Strong disagree. GPL licensed software is powering an ever increasing fraction of all devices. Far more than I would have ever believed in only a decade ago.

There are some interesting network effects at work here. Th e more GPL'd software there is out there the bigger the chunk you have to write yourself (or pay someone to write) would have to be if you want to forego it.

Hence Linksys and Android.

Those would have never gotten as far as they did without the GPL's software underneath their externally visible features as a foundation to build on.

Linux on the desktop may never happen, but linux in your pocket is pretty much a foregone conclusion at this point.

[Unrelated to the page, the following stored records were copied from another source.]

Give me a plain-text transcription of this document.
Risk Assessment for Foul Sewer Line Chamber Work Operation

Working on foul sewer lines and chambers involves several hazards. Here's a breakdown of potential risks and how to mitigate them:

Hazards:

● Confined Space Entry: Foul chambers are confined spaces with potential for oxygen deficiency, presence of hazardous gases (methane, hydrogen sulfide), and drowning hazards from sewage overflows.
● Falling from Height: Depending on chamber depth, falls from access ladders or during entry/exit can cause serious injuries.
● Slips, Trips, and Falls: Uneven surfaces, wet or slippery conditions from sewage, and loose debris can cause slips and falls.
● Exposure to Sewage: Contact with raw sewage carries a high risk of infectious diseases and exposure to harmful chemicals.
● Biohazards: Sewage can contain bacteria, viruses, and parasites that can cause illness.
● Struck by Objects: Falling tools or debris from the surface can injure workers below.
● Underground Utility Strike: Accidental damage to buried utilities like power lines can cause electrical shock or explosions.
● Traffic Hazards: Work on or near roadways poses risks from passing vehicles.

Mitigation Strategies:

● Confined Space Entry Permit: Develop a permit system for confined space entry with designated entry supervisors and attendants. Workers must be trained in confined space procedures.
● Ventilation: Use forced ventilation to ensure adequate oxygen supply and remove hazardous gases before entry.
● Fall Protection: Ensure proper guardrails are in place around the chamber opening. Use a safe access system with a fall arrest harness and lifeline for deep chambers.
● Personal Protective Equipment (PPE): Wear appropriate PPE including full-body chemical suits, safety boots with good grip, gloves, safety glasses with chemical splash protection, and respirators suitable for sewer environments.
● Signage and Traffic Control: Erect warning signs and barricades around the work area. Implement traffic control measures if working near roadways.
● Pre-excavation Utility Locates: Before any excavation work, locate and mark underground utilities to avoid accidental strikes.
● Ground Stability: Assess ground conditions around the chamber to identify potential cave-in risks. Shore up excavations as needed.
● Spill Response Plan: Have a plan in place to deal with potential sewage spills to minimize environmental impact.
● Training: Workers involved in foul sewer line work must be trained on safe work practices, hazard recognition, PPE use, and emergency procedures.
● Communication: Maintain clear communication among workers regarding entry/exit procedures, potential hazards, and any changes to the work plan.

Android is an interesting example. Google did use a linux kernel but threw out everything GPL they possibly could above that, to the point of writing their own libc. So I wouldn't really call it an example of GPL winning. It's equally an example of how it was necessary to throw away piles of code because it was GPL's and couldn't be used in commercially compatible way.


The GPL was never intended to eliminate NIH Syndrome.


Android could have based itself on a BSD, or even xnu, and done just fine.


Internet killed GPL. AGPL tried to win the Inernet, and the corporations dodged it.


The internet killed the GPL? Tell that to my home servers.


Most of the internet runs on a kernel that is GPL'd.


Digital rights/freedoms is becoming more of an issue not less. That makes Stallman more relevant every day.